Lateralized and Segmental Overgrowth in Children

Abstract

Congenital disorders of lateralized or segmental overgrowth (LO) are heterogeneous conditions with increased tissue growth in a body region. LO can affect every region, be localized or extensive, involve one or several embryonic tissues, showing variable severity, from mild forms with minor body asymmetry to severe ones with progressive tissue growth and related relevant complications. Recently, next-generation sequencing approaches have increased the knowledge on the molecular defects in LO, allowing classifying them based on the deranged cellular signaling pathway. LO is caused by either genetic or epigenetic somatic anomalies affecting cell proliferation. Most LOs are classifiable in the Beckwith-Wiedemann spectrum (BWSp), PI3KCA/AKT-related overgrowth spectrum (PROS/AROS), mosaic RASopathies, PTEN Hamartoma Tumor Syndrome, mosaic activating variants in angiogenesis pathways, and isolated LO (ILO). These disorders overlap over common phenotypes, making their appraisal and distinction challenging. The latter is crucial, as specific management strategies are key: some LO is associated with increased cancer risk making imperative tumor screening since childhood. Interestingly, some LO shares molecular mechanisms with cancer: recent advances in tumor biological pathway druggability and growth downregulation offer new avenues for the treatment of the most severe and complicated LO.

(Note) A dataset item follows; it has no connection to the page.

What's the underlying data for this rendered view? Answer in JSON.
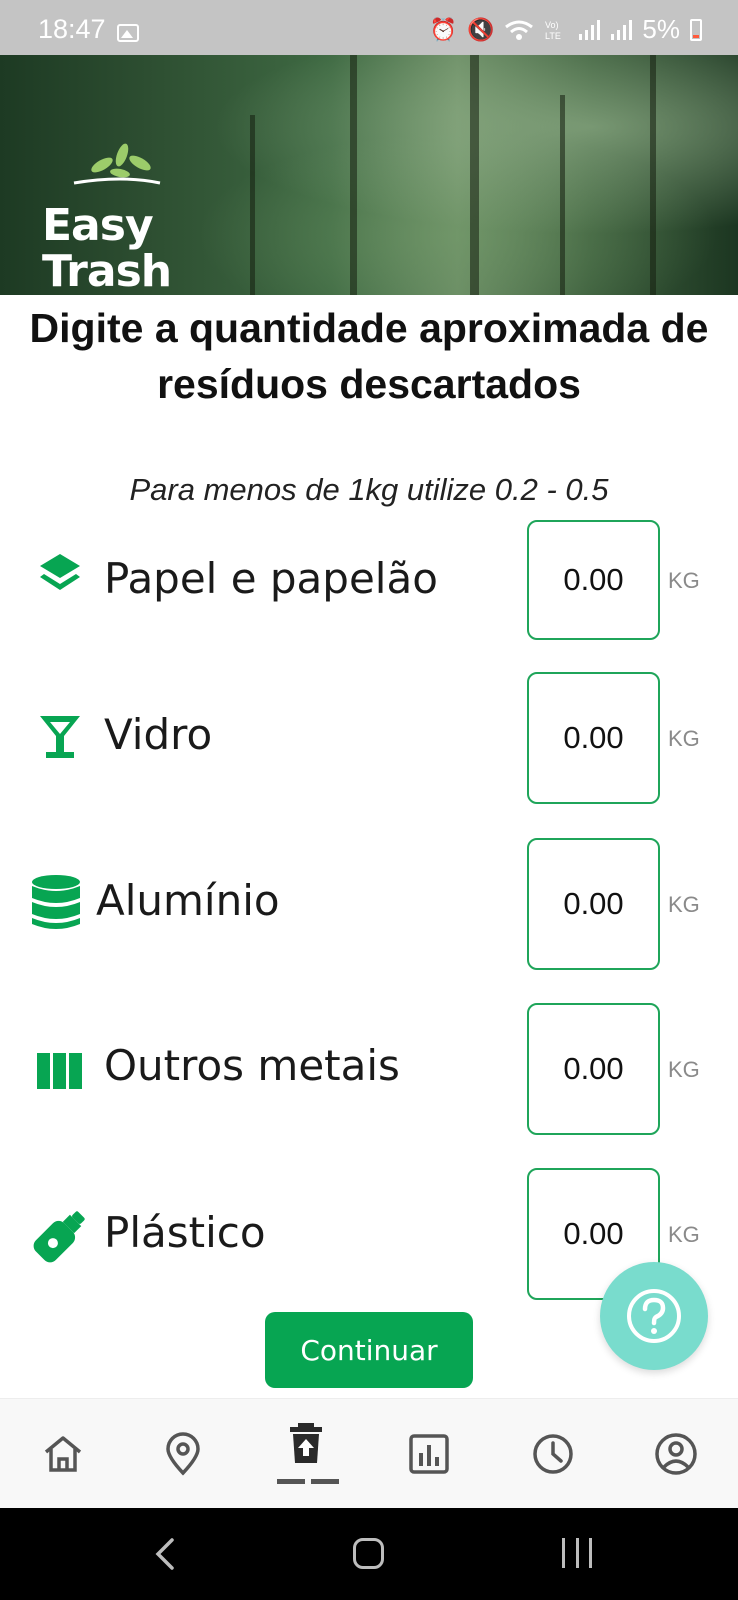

Keywords: Beckwith–Wiedemann; PIK3CA; PROS; cancer predisposition; cancer screening; lateralized; mosaic; overgrowth; segmental; somatic.

Figure 1

The Spectrum of the Beckwith–Wiedemann Syndrome (BWSp) includes (1) patients with “typical Beckwith–Wiedemann syndrome (BWS) with a clinical diagnosis (score ≥ 4 points) with or without an (epi)genetic change at 11p15.5 imprinted region, (2) patients with “atypical forms” (defined as those with a score < 4 points) plus an (epi)genetic change at the BWS locus, and (3) patients with isolated lateralized overgrowth (ILO) plus an (epi)genetic change at the 11p15.5 locus.

Figure 2

Molecular defects in Beckwith–Wiedemann spectrum (BWSp). (a) Normal functioning of the paternal (blue) and maternal (red) 11p15 imprinted domains. The centromeric domain is regulated by the imprinting center 2 (IC2) which methylation regulates the expression of KCNQ1, KCNQ1OT1 (KCNQ1 Opposite Strand/Antisense Transcript 1), and CDKN1C expression. Normally, KCNQ1 and CDKN1C are expressed by the maternal alleles and silenced on the paternal ones, while KCNQ1OT1 is expressed only by the paternal one. The telomeric domain is regulated by the IC1: methylation on the paternal chromosome silences H19 and allows IGF2 expression. BWSp can be caused by: (b) IC2 loss of methylation (IC2-LoM) on maternal chromosome leading to reduced expression CDKN1C; (c) gain of methylation at maternal IC1 (IC1-GoM) leading to biallelic IGF2 and reduced H19 expression; (d) chromosome 11 paternal uniparental disomy (UPD(11)pat), leading to both expression anomalies seen in IC2-LoM and IC1-GoM; (e) CDKN1C loss-of-function mutations on the maternal chromosome. The latter are dominant and lead to BWSp phenotype only when inherited from the mother.

Figure 3

Lateralized Overgrowth (LO) in patients within the Beckwith–Wiedemann spectrum (BWSp). Isolated LO with Imprinting Center 2 Loss of Methylation (IC2-LoM, (A)), paternal uniparental disomy of chromosome 11 (UPD(11)pat) (B,H,I), and IC1 Gain of Methylation (IC1-GoM, (D,E)); severe LO in patients with BWSp clinical criteria and UPD(11)pat (C,F,G).

Figure 4

Lateralized Overgrowth (LO) in patients within the PIK3CA-related Overgrowth Spectrum (PROS). The latter include cases with megalencephaly-capillary malformation syndrome (MCAP, (A,B)), fibroadipose overgrowth with vascular anomalies (FAVA, (C,D,J–L)), Klippel-Trenaunay syndrome (KTS, (E–H)), congenital lipomatous overgrowth, vascular malformations, epidermal nevi, scoliosis/skeletal and spinal syndrome (CLOVES, (I)), hemihyperplasia multiple lipomatosis (HHML, (M)).